Ah, you say, but I erase all my private emails from the server. I’ve set my email client to do just that, so when I’m finished with them they are all erased, just like that. I erase the private stuff in my Facebook, Google Plus, Linkedin, and other accounts all the time. I only sign up on sites that say they don’t use my personal data. Everything I do online remains there, forever. No matter what. Every single email, picture, thumbs up, purchase, and yes, every single private exchange is still there, sitting on a server somewhere.

None of this means that your data is erased. Fact is, it’s all still sitting there, waiting for a future digital anthropologist to sift through it, using forensic methods not yet thought of, to create a picture of who you were/are. And my guess is, future digital forensics will be far more accurate at sizing a person up than any that have been used up until now.

Think about what sorts of clues you leave online every day, clues to your daily habits.

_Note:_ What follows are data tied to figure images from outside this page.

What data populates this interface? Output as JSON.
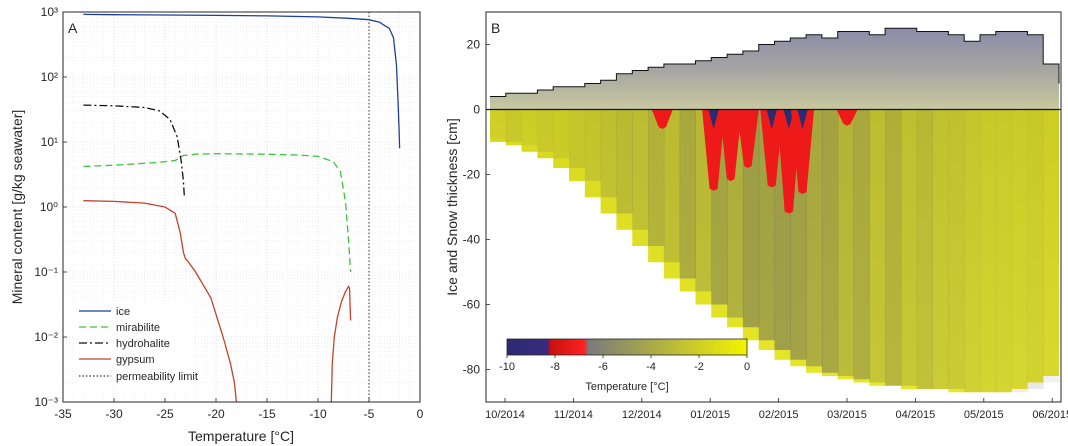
{
  "chart_data": [
    {
      "panel_label": "A",
      "type": "line",
      "xlabel": "Temperature [°C]",
      "ylabel": "Mineral content [g/kg seawater]",
      "xlim": [
        -35,
        0
      ],
      "ylim": [
        0.001,
        1000
      ],
      "yscale": "log",
      "grid": true,
      "legend_position": "bottom-left",
      "x_ticks": [
        "-35",
        "-30",
        "-25",
        "-20",
        "-15",
        "-10",
        "-5",
        "0"
      ],
      "y_ticks": [
        "10³",
        "10²",
        "10¹",
        "10⁰",
        "10⁻¹",
        "10⁻²",
        "10⁻³"
      ],
      "series": [
        {
          "name": "ice",
          "color": "#1f3f9f",
          "dash": "solid",
          "x": [
            -33,
            -30,
            -25,
            -20,
            -15,
            -10,
            -7,
            -5,
            -4,
            -3,
            -2.6,
            -2.3,
            -2.15,
            -2.05,
            -2.0
          ],
          "y": [
            920,
            910,
            900,
            885,
            870,
            840,
            800,
            760,
            700,
            560,
            400,
            150,
            40,
            15,
            8
          ]
        },
        {
          "name": "mirabilite",
          "color": "#3cc43c",
          "dash": "dashed",
          "x": [
            -33,
            -30,
            -26,
            -24,
            -23.2,
            -22,
            -20,
            -15,
            -12,
            -10,
            -8.5,
            -7.8,
            -7.3,
            -7.0,
            -6.8
          ],
          "y": [
            4.2,
            4.4,
            4.8,
            5.2,
            6.2,
            6.5,
            6.6,
            6.5,
            6.3,
            6.0,
            5.0,
            3.5,
            1.2,
            0.3,
            0.1
          ]
        },
        {
          "name": "hydrohalite",
          "color": "#111111",
          "dash": "dashdot",
          "x": [
            -33,
            -30,
            -27,
            -25.5,
            -24.5,
            -23.8,
            -23.4,
            -23.2,
            -23.1
          ],
          "y": [
            37,
            36,
            34,
            30,
            22,
            12,
            5,
            2.5,
            1.4
          ]
        },
        {
          "name": "gypsum",
          "color": "#c0432b",
          "dash": "solid",
          "x": [
            -33,
            -30,
            -27,
            -25,
            -24,
            -23.5,
            -23.2,
            -23.0,
            -22.8,
            -22,
            -20.5,
            -19.3,
            -18.6,
            -18.2,
            -18.0
          ],
          "y": [
            1.25,
            1.22,
            1.15,
            1.0,
            0.8,
            0.4,
            0.2,
            0.16,
            0.15,
            0.1,
            0.04,
            0.01,
            0.004,
            0.002,
            0.001
          ]
        },
        {
          "name": "gypsum",
          "color": "#c0432b",
          "dash": "solid",
          "legend": false,
          "x": [
            -8.7,
            -8.6,
            -8.4,
            -8.1,
            -7.7,
            -7.3,
            -7.0,
            -6.9,
            -6.85,
            -6.8
          ],
          "y": [
            0.001,
            0.004,
            0.01,
            0.02,
            0.035,
            0.05,
            0.06,
            0.055,
            0.03,
            0.018
          ]
        }
      ],
      "annotations": [
        {
          "name": "permeability limit",
          "type": "vline",
          "x": -5,
          "color": "#333333",
          "dash": "dotted"
        }
      ]
    },
    {
      "panel_label": "B",
      "type": "heatmap",
      "ylabel": "Ice and Snow thickness [cm]",
      "ylim": [
        -90,
        30
      ],
      "y_ticks": [
        "20",
        "0",
        "-20",
        "-40",
        "-60",
        "-80"
      ],
      "x_ticks": [
        "10/2014",
        "11/2014",
        "12/2014",
        "01/2015",
        "02/2015",
        "03/2015",
        "04/2015",
        "05/2015",
        "06/2015"
      ],
      "colorbar": {
        "label": "Temperature [°C]",
        "ticks": [
          "-10",
          "-8",
          "-6",
          "-4",
          "-2",
          "0"
        ],
        "range": [
          -10,
          0
        ],
        "colors": [
          "#2b2b72",
          "#dd1010",
          "#808080",
          "#f0f000"
        ]
      },
      "snow_surface_cm": [
        4,
        5,
        5,
        6,
        7,
        7,
        8,
        9,
        11,
        12,
        13,
        14,
        14,
        15,
        16,
        17,
        18,
        20,
        21,
        22,
        23,
        22,
        24,
        24,
        23,
        25,
        25,
        24,
        24,
        23,
        21,
        23,
        24,
        24,
        23,
        14,
        8
      ],
      "ice_bottom_cm": [
        -9,
        -10,
        -11,
        -13,
        -15,
        -18,
        -22,
        -27,
        -32,
        -37,
        -42,
        -47,
        -52,
        -56,
        -60,
        -64,
        -67,
        -71,
        -74,
        -77,
        -79,
        -81,
        -82,
        -83,
        -84,
        -85,
        -85,
        -86,
        -86,
        -86,
        -87,
        -87,
        -87,
        -87,
        -86,
        -84,
        -82
      ],
      "cold_events": [
        {
          "month_pos": 2.3,
          "min_temp_c": -7,
          "depth_cm": -6
        },
        {
          "month_pos": 3.05,
          "min_temp_c": -9,
          "depth_cm": -25
        },
        {
          "month_pos": 3.3,
          "min_temp_c": -8,
          "depth_cm": -22
        },
        {
          "month_pos": 3.55,
          "min_temp_c": -8,
          "depth_cm": -18
        },
        {
          "month_pos": 3.9,
          "min_temp_c": -9,
          "depth_cm": -24
        },
        {
          "month_pos": 4.15,
          "min_temp_c": -10,
          "depth_cm": -32
        },
        {
          "month_pos": 4.35,
          "min_temp_c": -9,
          "depth_cm": -26
        },
        {
          "month_pos": 5.0,
          "min_temp_c": -7,
          "depth_cm": -5
        }
      ]
    }
  ]
}
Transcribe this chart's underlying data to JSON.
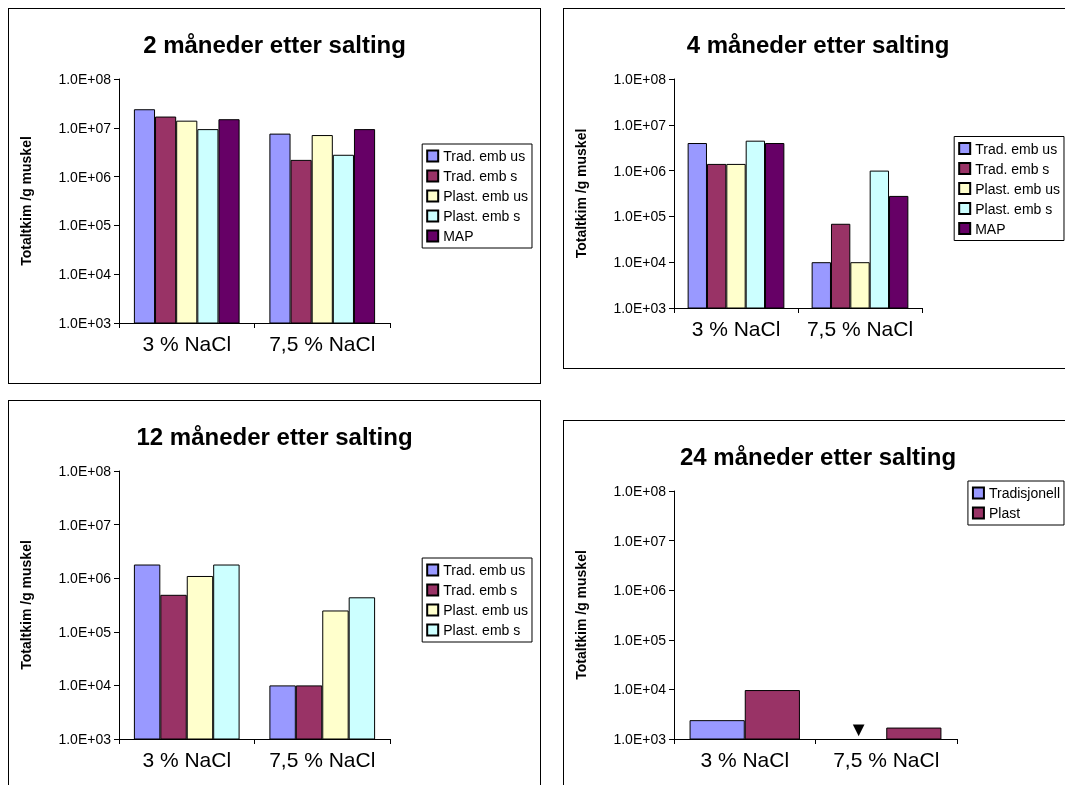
{
  "chart_data": [
    {
      "type": "bar",
      "title": "2 måneder etter salting",
      "ylabel": "Totaltkim /g muskel",
      "categories": [
        "3 % NaCl",
        "7,5 % NaCl"
      ],
      "log": true,
      "legend": "right",
      "ylim": [
        1000,
        100000000
      ],
      "yticks": [
        {
          "value": 1000,
          "label": "1.0E+03"
        },
        {
          "value": 10000,
          "label": "1.0E+04"
        },
        {
          "value": 100000,
          "label": "1.0E+05"
        },
        {
          "value": 1000000,
          "label": "1.0E+06"
        },
        {
          "value": 10000000,
          "label": "1.0E+07"
        },
        {
          "value": 100000000,
          "label": "1.0E+08"
        }
      ],
      "series": [
        {
          "name": "Trad. emb us",
          "color": "#9999ff",
          "values": [
            24000000,
            7600000
          ]
        },
        {
          "name": "Trad. emb s",
          "color": "#993366",
          "values": [
            17000000,
            2200000
          ]
        },
        {
          "name": "Plast. emb us",
          "color": "#ffffcc",
          "values": [
            14000000,
            7100000
          ]
        },
        {
          "name": "Plast. emb s",
          "color": "#ccffff",
          "values": [
            9400000,
            2800000
          ]
        },
        {
          "name": "MAP",
          "color": "#660066",
          "values": [
            15000000,
            9400000
          ]
        }
      ]
    },
    {
      "type": "bar",
      "title": "4 måneder etter salting",
      "ylabel": "Totaltkim /g muskel",
      "categories": [
        "3 % NaCl",
        "7,5 % NaCl"
      ],
      "log": true,
      "legend": "right",
      "ylim": [
        1000,
        100000000
      ],
      "yticks": [
        {
          "value": 1000,
          "label": "1.0E+03"
        },
        {
          "value": 10000,
          "label": "1.0E+04"
        },
        {
          "value": 100000,
          "label": "1.0E+05"
        },
        {
          "value": 1000000,
          "label": "1.0E+06"
        },
        {
          "value": 10000000,
          "label": "1.0E+07"
        },
        {
          "value": 100000000,
          "label": "1.0E+08"
        }
      ],
      "series": [
        {
          "name": "Trad. emb us",
          "color": "#9999ff",
          "values": [
            4000000,
            10000
          ]
        },
        {
          "name": "Trad. emb s",
          "color": "#993366",
          "values": [
            1400000,
            69000
          ]
        },
        {
          "name": "Plast. emb us",
          "color": "#ffffcc",
          "values": [
            1400000,
            10000
          ]
        },
        {
          "name": "Plast. emb s",
          "color": "#ccffff",
          "values": [
            4500000,
            1000000
          ]
        },
        {
          "name": "MAP",
          "color": "#660066",
          "values": [
            4000000,
            280000
          ]
        }
      ]
    },
    {
      "type": "bar",
      "title": "12 måneder etter salting",
      "ylabel": "Totaltkim /g muskel",
      "categories": [
        "3 % NaCl",
        "7,5 % NaCl"
      ],
      "log": true,
      "legend": "right",
      "ylim": [
        1000,
        100000000
      ],
      "yticks": [
        {
          "value": 1000,
          "label": "1.0E+03"
        },
        {
          "value": 10000,
          "label": "1.0E+04"
        },
        {
          "value": 100000,
          "label": "1.0E+05"
        },
        {
          "value": 1000000,
          "label": "1.0E+06"
        },
        {
          "value": 10000000,
          "label": "1.0E+07"
        },
        {
          "value": 100000000,
          "label": "1.0E+08"
        }
      ],
      "series": [
        {
          "name": "Trad. emb us",
          "color": "#9999ff",
          "values": [
            1800000,
            10000
          ]
        },
        {
          "name": "Trad. emb s",
          "color": "#993366",
          "values": [
            490000,
            10000
          ]
        },
        {
          "name": "Plast. emb us",
          "color": "#ffffcc",
          "values": [
            1100000,
            250000
          ]
        },
        {
          "name": "Plast. emb s",
          "color": "#ccffff",
          "values": [
            1800000,
            440000
          ]
        }
      ]
    },
    {
      "type": "bar",
      "title": "24 måneder etter salting",
      "ylabel": "Totaltkim /g muskel",
      "categories": [
        "3 % NaCl",
        "7,5 % NaCl"
      ],
      "log": true,
      "legend": "top right",
      "ylim": [
        1000,
        100000000
      ],
      "yticks": [
        {
          "value": 1000,
          "label": "1.0E+03"
        },
        {
          "value": 10000,
          "label": "1.0E+04"
        },
        {
          "value": 100000,
          "label": "1.0E+05"
        },
        {
          "value": 1000000,
          "label": "1.0E+06"
        },
        {
          "value": 10000000,
          "label": "1.0E+07"
        },
        {
          "value": 100000000,
          "label": "1.0E+08"
        }
      ],
      "series": [
        {
          "name": "Tradisjonell",
          "color": "#9999ff",
          "values": [
            2400,
            null
          ]
        },
        {
          "name": "Plast",
          "color": "#993366",
          "values": [
            9700,
            1700
          ]
        }
      ],
      "annotations": [
        {
          "text": "▼",
          "x": "7,5 % NaCl",
          "y": 1000
        }
      ]
    }
  ]
}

But also, clues to your hopes and dreams, your secret fantasies, your hidden personality. Things that even you might not be aware of. Add up all those “Likes” you clicked on Facebook. There must be hundreds… thousands of them. Just by analyzing my Facebook “Likes” alone you could get a pretty good picture of my friends, my likes and dislikes (okay, they don’t have a “dislike” button yet…), and all sorts of psycho-drivel that would probably paint a pretty complete picture of who I am.

Add to that my other online activities. Emails, public posts on social networking sites, tweets, searches for answers to computer problems (or any other search via google or another search engine), use of online maps, purchases from Amazon or eBay or various other online vendors, music listened to online, YouTubes watched, downloads of all varieties [software, music, torrents, videos, you name it…], uploads and contributions to same, donations, and yes, even voting. It’s all still there, and will still be there well after we’re all dead and gone. We’re far more public, more exposed, online than we ever were in the print world. It only seems that we have privacy because we’re sitting here alone, in our rooms, with our computers or handhelds, logging in and lurking, thinking no one knows.

Sometimes I go on about digital culture and its democratisation of processes, and about its communal nature. The digital world–and indeed, the real world that it is a part of–champions the community over the individual. That is, what’s good for the community is more valued than what’s good for the individual. This surrender of our privacy is all about that communal thing. It’s not about smiley faced communal love. It’s about coming to grips with the fact that, as individuals, we’re no longer as important as the community.